No seu conjunto, estes e outros advogados deram então um bom exemplo de unidade de acção. Estamos atravessando um período em que é necessário fortalecer a unidade de acção para defesa das conquistas de Abril que ainda nos restam, recuperar outras que se perderam, impedir a bipolarização que alguns apregoam, talvez sem reparar que quem definiu a política como a relação de amigo - adversário, foi o jurista alemão Carl Schmitt, consultor jurídico do Presidente da República Paul von Hindenburg, o mesmo presidente que, em 10 de Outubro de 1931,recebeu Hitler e Goering, manifestando-lhe o desejo de que os nazis aceitassem participar no governo da Alemanha e que, em 30 de Janeiro de 1933, encarregou Hitler de formar governo em conjunto com os nacionais alemães e que, pouco depois, procedeu à dissolução do Parlamento, cedendo ao desejo de Hitler, que esperava em nova eleição obter maioria absoluta (e que, apesar de tudo, não conseguiu), Carl Schmitt foi um defensor do totalitarismo.
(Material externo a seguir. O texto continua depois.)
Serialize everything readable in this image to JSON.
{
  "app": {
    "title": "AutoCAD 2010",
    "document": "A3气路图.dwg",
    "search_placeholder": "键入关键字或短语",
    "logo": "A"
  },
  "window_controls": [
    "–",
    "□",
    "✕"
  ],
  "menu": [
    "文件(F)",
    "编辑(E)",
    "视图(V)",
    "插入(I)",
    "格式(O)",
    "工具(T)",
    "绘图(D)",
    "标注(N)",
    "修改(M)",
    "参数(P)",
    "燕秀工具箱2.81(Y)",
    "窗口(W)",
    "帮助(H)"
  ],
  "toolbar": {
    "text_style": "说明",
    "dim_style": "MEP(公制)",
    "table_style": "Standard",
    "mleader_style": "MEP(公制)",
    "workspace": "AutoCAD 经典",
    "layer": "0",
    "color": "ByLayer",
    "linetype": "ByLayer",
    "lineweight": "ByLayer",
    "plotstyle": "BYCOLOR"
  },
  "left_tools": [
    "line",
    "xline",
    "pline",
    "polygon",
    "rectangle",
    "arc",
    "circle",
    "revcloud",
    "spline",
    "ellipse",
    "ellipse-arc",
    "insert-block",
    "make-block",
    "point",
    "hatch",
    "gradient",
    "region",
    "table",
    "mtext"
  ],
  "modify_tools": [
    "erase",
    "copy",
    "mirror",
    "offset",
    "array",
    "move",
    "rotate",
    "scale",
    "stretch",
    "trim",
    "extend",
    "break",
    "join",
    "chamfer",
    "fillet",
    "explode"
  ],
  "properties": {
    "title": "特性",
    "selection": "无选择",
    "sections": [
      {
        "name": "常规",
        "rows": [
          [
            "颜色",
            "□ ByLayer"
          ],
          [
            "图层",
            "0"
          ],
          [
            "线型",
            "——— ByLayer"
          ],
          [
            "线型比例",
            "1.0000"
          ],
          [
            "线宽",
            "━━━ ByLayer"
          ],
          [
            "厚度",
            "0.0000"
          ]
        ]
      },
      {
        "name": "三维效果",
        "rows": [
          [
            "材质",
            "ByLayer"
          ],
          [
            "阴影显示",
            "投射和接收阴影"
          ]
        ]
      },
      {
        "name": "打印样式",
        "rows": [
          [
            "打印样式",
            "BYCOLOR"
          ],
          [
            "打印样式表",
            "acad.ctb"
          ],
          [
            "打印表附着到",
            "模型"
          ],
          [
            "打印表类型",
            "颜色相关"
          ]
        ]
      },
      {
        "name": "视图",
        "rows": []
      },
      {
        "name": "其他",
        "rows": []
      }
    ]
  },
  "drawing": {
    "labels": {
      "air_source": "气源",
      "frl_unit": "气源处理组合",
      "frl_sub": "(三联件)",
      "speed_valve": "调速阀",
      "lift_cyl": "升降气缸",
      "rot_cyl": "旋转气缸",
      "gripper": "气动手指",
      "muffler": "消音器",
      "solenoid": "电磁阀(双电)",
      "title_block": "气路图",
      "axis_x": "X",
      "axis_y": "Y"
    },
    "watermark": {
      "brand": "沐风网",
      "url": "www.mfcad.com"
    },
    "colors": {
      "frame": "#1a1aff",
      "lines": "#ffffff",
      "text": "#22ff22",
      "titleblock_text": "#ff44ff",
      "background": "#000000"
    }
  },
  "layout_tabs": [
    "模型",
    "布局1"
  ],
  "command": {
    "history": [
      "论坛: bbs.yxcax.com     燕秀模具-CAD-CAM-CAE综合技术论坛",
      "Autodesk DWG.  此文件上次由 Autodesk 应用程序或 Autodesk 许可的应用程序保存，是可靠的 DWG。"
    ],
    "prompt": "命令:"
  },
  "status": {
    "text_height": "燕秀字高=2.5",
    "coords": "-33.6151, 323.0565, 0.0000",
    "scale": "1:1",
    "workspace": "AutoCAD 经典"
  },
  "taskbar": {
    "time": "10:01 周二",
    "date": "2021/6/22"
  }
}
A bipolarização, ligada à concepção da política como a relação amigo - adversário, abre caminho para o totalitarismo e Carl Schimitt foi um defensor do totalitarismo.
Por tudo isto, entendo que devemos defender a unidade de acção dos democratas contra os restos de fascismo que ainda existem no nosso País, contra os actos que visam acabar com as conquistas de Abril, contra os actos que visam a instalar a bipolarização política (que é, afinal, uma forma ligeiramente atenuada de partido único!) e defender a participação de todos na defesa das liberdades democráticas e da elevação do nível de vida do povo português. Assim prestaremos uma boa homenagem ao nosso amigo aniversariante, Sr. Maximiano Silva.